Cooking the Books 1 – Rating the Bank Rate

The Bank Rate has gone up to 3 percent. What does it mean? As the rate which the Bank of England charges or pays the high street banks, it affects the rate that these charge or pay their customers. Those who borrow from them will have to pay more and those who save with them will be paid more on their savings (the first much more quickly than the second).

The Bank of England makes a wider claim. According to its website, this is ‘how changes in Bank Rate affect the economy’:

‘A change in Bank Rate affects how much people spend. And how much people spend overall influences how much things cost. So if we change Bank Rate we can influence prices and inflation. We aim to keep inflation at 2% – this is the target set by the Government (…) Overall, we know that if we lower interest rates, this tends to increase spending and if we raise rates this tends to reduce spending’ (BoE as at 7 November 2022 – bit.ly/2ONYcJ1).

The theory is then that if the Bank Rate goes up, people will spend less; a higher interest rate means that those trapped into a mortgage have to pay more to their bank or building society and so have less to spend on other things, the same goes for credit cards; and, since the interest paid on savings goes up, people are attracted to save more and so have less to spend. The overall result will be less spending on consumer goods and services, which is expected to reduce the rate at which their price goes up.

But does it work? Could it work? By ‘inflation’ they mean a rise in the consumer prices index which is a measure of how the prices of a typical basket of goods and services bought by a typical consumer change. So, the claim is that a change in the rate of interest can change the way the economy works by increasing or decreasing the overall amount people spend on buying consumer goods and services.

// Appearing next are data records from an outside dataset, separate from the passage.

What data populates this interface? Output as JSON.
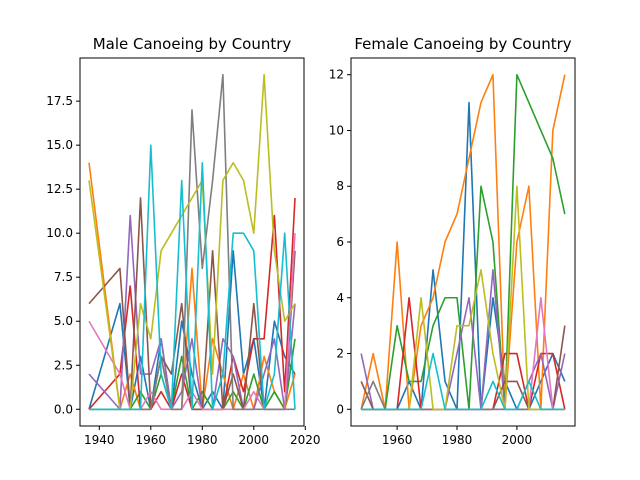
{
  "chart_data": [
    {
      "type": "line",
      "title": "Male Canoeing by Country",
      "xlabel": "",
      "ylabel": "",
      "xlim": [
        1932.5,
        2019.5
      ],
      "ylim": [
        -0.95,
        19.95
      ],
      "xticks": [
        1940,
        1960,
        1980,
        2000,
        2020
      ],
      "xtick_labels": [
        "1940",
        "1960",
        "1980",
        "2000",
        "2020"
      ],
      "yticks": [
        0,
        2.5,
        5,
        7.5,
        10,
        12.5,
        15,
        17.5
      ],
      "ytick_labels": [
        "0.0",
        "2.5",
        "5.0",
        "7.5",
        "10.0",
        "12.5",
        "15.0",
        "17.5"
      ],
      "grid": false,
      "series": [
        {
          "color": "#1f77b4",
          "x": [
            1936,
            1948,
            1952,
            1956,
            1960,
            1964,
            1968,
            1972,
            1976,
            1980,
            1984,
            1988,
            1992,
            1996,
            2000,
            2004,
            2008,
            2012,
            2016
          ],
          "y": [
            0,
            6,
            0,
            3,
            0,
            4,
            0,
            5,
            2,
            0,
            1,
            0,
            9,
            2,
            4,
            0,
            5,
            3,
            2
          ]
        },
        {
          "color": "#ff7f0e",
          "x": [
            1936,
            1948,
            1952,
            1956,
            1960,
            1964,
            1968,
            1972,
            1976,
            1980,
            1984,
            1988,
            1992,
            1996,
            2000,
            2004,
            2008,
            2012,
            2016
          ],
          "y": [
            14,
            0,
            2,
            0,
            0,
            3,
            0,
            0,
            8,
            0,
            4,
            2,
            0,
            2,
            0,
            3,
            1,
            0,
            2
          ]
        },
        {
          "color": "#2ca02c",
          "x": [
            1936,
            1948,
            1952,
            1956,
            1960,
            1964,
            1968,
            1972,
            1976,
            1980,
            1984,
            1988,
            1992,
            1996,
            2000,
            2004,
            2008,
            2012,
            2016
          ],
          "y": [
            0,
            0,
            0,
            1,
            0,
            2,
            0,
            3,
            0,
            1,
            0,
            0,
            1,
            0,
            2,
            0,
            1,
            0,
            4
          ]
        },
        {
          "color": "#d62728",
          "x": [
            1936,
            1948,
            1952,
            1956,
            1960,
            1964,
            1968,
            1972,
            1976,
            1980,
            1984,
            1988,
            1992,
            1996,
            2000,
            2004,
            2008,
            2012,
            2016
          ],
          "y": [
            0,
            2,
            7,
            0,
            0,
            1,
            0,
            2,
            0,
            0,
            0,
            0,
            3,
            1,
            4,
            4,
            11,
            1,
            12
          ]
        },
        {
          "color": "#9467bd",
          "x": [
            1936,
            1948,
            1952,
            1956,
            1960,
            1964,
            1968,
            1972,
            1976,
            1980,
            1984,
            1988,
            1992,
            1996,
            2000,
            2004,
            2008,
            2012,
            2016
          ],
          "y": [
            2,
            0,
            11,
            2,
            2,
            4,
            0,
            1,
            4,
            0,
            0,
            4,
            3,
            0,
            0,
            2,
            4,
            0,
            6
          ]
        },
        {
          "color": "#8c564b",
          "x": [
            1936,
            1948,
            1952,
            1956,
            1960,
            1964,
            1968,
            1972,
            1976,
            1980,
            1984,
            1988,
            1992,
            1996,
            2000,
            2004,
            2008,
            2012,
            2016
          ],
          "y": [
            6,
            8,
            0,
            12,
            0,
            3,
            2,
            6,
            0,
            0,
            9,
            0,
            2,
            0,
            6,
            0,
            0,
            0,
            9
          ]
        },
        {
          "color": "#e377c2",
          "x": [
            1936,
            1948,
            1952,
            1956,
            1960,
            1964,
            1968,
            1972,
            1976,
            1980,
            1984,
            1988,
            1992,
            1996,
            2000,
            2004,
            2008,
            2012,
            2016
          ],
          "y": [
            5,
            2,
            0,
            0,
            1,
            0,
            0,
            0,
            1,
            0,
            0,
            0,
            0,
            0,
            1,
            0,
            0,
            0,
            10
          ]
        },
        {
          "color": "#7f7f7f",
          "x": [
            1936,
            1948,
            1952,
            1956,
            1960,
            1964,
            1968,
            1972,
            1976,
            1980,
            1984,
            1988,
            1992,
            1996,
            2000,
            2004,
            2008,
            2012,
            2016
          ],
          "y": [
            0,
            0,
            0,
            0,
            0,
            3,
            0,
            0,
            17,
            8,
            13,
            19,
            0,
            0,
            0,
            0,
            0,
            0,
            0
          ]
        },
        {
          "color": "#bcbd22",
          "x": [
            1936,
            1948,
            1952,
            1956,
            1960,
            1964,
            1968,
            1972,
            1976,
            1980,
            1984,
            1988,
            1992,
            1996,
            2000,
            2004,
            2008,
            2012,
            2016
          ],
          "y": [
            13,
            0,
            0,
            6,
            4,
            9,
            10,
            11,
            12,
            13,
            2,
            13,
            14,
            13,
            10,
            19,
            9,
            5,
            6
          ]
        },
        {
          "color": "#17becf",
          "x": [
            1936,
            1948,
            1952,
            1956,
            1960,
            1964,
            1968,
            1972,
            1976,
            1980,
            1984,
            1988,
            1992,
            1996,
            2000,
            2004,
            2008,
            2012,
            2016
          ],
          "y": [
            0,
            0,
            0,
            0,
            15,
            2,
            0,
            13,
            0,
            14,
            0,
            2,
            10,
            10,
            9,
            0,
            2,
            10,
            0
          ]
        }
      ]
    },
    {
      "type": "line",
      "title": "Female Canoeing by Country",
      "xlabel": "",
      "ylabel": "",
      "xlim": [
        1944.6,
        2019.4
      ],
      "ylim": [
        -0.6,
        12.6
      ],
      "xticks": [
        1960,
        1980,
        2000
      ],
      "xtick_labels": [
        "1960",
        "1980",
        "2000"
      ],
      "yticks": [
        0,
        2,
        4,
        6,
        8,
        10,
        12
      ],
      "ytick_labels": [
        "0",
        "2",
        "4",
        "6",
        "8",
        "10",
        "12"
      ],
      "grid": false,
      "series": [
        {
          "color": "#1f77b4",
          "x": [
            1948,
            1952,
            1956,
            1960,
            1964,
            1968,
            1972,
            1976,
            1980,
            1984,
            1988,
            1992,
            1996,
            2000,
            2004,
            2008,
            2012,
            2016
          ],
          "y": [
            0,
            0,
            0,
            0,
            1,
            0,
            5,
            1,
            0,
            11,
            0,
            4,
            1,
            0,
            0,
            1,
            2,
            1
          ]
        },
        {
          "color": "#ff7f0e",
          "x": [
            1948,
            1952,
            1956,
            1960,
            1964,
            1968,
            1972,
            1976,
            1980,
            1984,
            1988,
            1992,
            1996,
            2000,
            2004,
            2008,
            2012,
            2016
          ],
          "y": [
            0,
            2,
            0,
            6,
            0,
            3,
            4,
            6,
            7,
            9,
            11,
            12,
            0,
            6,
            8,
            0,
            10,
            12
          ]
        },
        {
          "color": "#2ca02c",
          "x": [
            1948,
            1952,
            1956,
            1960,
            1964,
            1968,
            1972,
            1976,
            1980,
            1984,
            1988,
            1992,
            1996,
            2000,
            2004,
            2008,
            2012,
            2016
          ],
          "y": [
            0,
            0,
            0,
            3,
            1,
            1,
            3,
            4,
            4,
            0,
            8,
            6,
            0,
            12,
            11,
            10,
            9,
            7
          ]
        },
        {
          "color": "#d62728",
          "x": [
            1948,
            1952,
            1956,
            1960,
            1964,
            1968,
            1972,
            1976,
            1980,
            1984,
            1988,
            1992,
            1996,
            2000,
            2004,
            2008,
            2012,
            2016
          ],
          "y": [
            0,
            0,
            0,
            0,
            4,
            0,
            0,
            0,
            0,
            0,
            0,
            0,
            2,
            2,
            0,
            2,
            2,
            0
          ]
        },
        {
          "color": "#9467bd",
          "x": [
            1948,
            1952,
            1956,
            1960,
            1964,
            1968,
            1972,
            1976,
            1980,
            1984,
            1988,
            1992,
            1996,
            2000,
            2004,
            2008,
            2012,
            2016
          ],
          "y": [
            2,
            0,
            0,
            0,
            0,
            0,
            0,
            0,
            2,
            4,
            0,
            5,
            0,
            0,
            1,
            2,
            0,
            2
          ]
        },
        {
          "color": "#8c564b",
          "x": [
            1948,
            1952,
            1956,
            1960,
            1964,
            1968,
            1972,
            1976,
            1980,
            1984,
            1988,
            1992,
            1996,
            2000,
            2004,
            2008,
            2012,
            2016
          ],
          "y": [
            1,
            0,
            0,
            0,
            0,
            0,
            0,
            0,
            0,
            0,
            0,
            0,
            1,
            1,
            0,
            0,
            0,
            3
          ]
        },
        {
          "color": "#e377c2",
          "x": [
            1948,
            1952,
            1956,
            1960,
            1964,
            1968,
            1972,
            1976,
            1980,
            1984,
            1988,
            1992,
            1996,
            2000,
            2004,
            2008,
            2012,
            2016
          ],
          "y": [
            0,
            0,
            0,
            0,
            0,
            0,
            0,
            0,
            0,
            0,
            0,
            0,
            0,
            0,
            0,
            4,
            0,
            0
          ]
        },
        {
          "color": "#7f7f7f",
          "x": [
            1948,
            1952,
            1956,
            1960,
            1964,
            1968,
            1972,
            1976,
            1980,
            1984,
            1988,
            1992,
            1996,
            2000,
            2004,
            2008,
            2012,
            2016
          ],
          "y": [
            0,
            1,
            0,
            0,
            0,
            0,
            0,
            0,
            0,
            0,
            0,
            0,
            0,
            0,
            0,
            0,
            0,
            0
          ]
        },
        {
          "color": "#bcbd22",
          "x": [
            1948,
            1952,
            1956,
            1960,
            1964,
            1968,
            1972,
            1976,
            1980,
            1984,
            1988,
            1992,
            1996,
            2000,
            2004,
            2008,
            2012,
            2016
          ],
          "y": [
            0,
            0,
            0,
            0,
            0,
            4,
            0,
            0,
            3,
            3,
            5,
            2,
            0,
            8,
            0,
            0,
            0,
            0
          ]
        },
        {
          "color": "#17becf",
          "x": [
            1948,
            1952,
            1956,
            1960,
            1964,
            1968,
            1972,
            1976,
            1980,
            1984,
            1988,
            1992,
            1996,
            2000,
            2004,
            2008,
            2012,
            2016
          ],
          "y": [
            0,
            0,
            0,
            0,
            0,
            0,
            2,
            0,
            0,
            0,
            0,
            1,
            0,
            0,
            1,
            0,
            0,
            0
          ]
        }
      ]
    }
  ]
}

This might make some sense if the purpose of capitalist production was simply to meet the paying demand of consumers, but it isn’t. It’s to make and accumulate profits to be re-invested as more capital. What drives the economy is what businesses invest, not what consumers spend. This primarily depends on the rate of profit rather than the rate of interest, and that is not something that the Bank of England can affect. Small businesses, dependent on modest bank loans, may be influenced by a change in the Bank Rate in the same sort of way that consumers are supposed to be, but Big Business is typically not.

Big Business is, if anything, more interested in the prices of producer goods, intermediate goods such as materials, parts and energy, used in the production of other goods, which the Bank of England doesn’t even claim to be trying to affect. In fact, the level of consumption is more affected by the level of business investment than it is by the Bank Rate since when business is booming consumption goes up and when there’s a slump it goes down.

Nor doesn there seem to be much evidence that changes in the Bank Rate do have the intended effect on consumption. In his 22 October blog (bit.ly/3TlsuD8) Michael Roberts quotes a study which concludes: ‘It is difficult, however, to find empirical evidence that households do indeed raise or lower consumption by a significant amount when interest rates change.’ But, even if they did, it is difficult to see how this would affect the general price level. The Bank of England could only do that by inflating the basic money supply.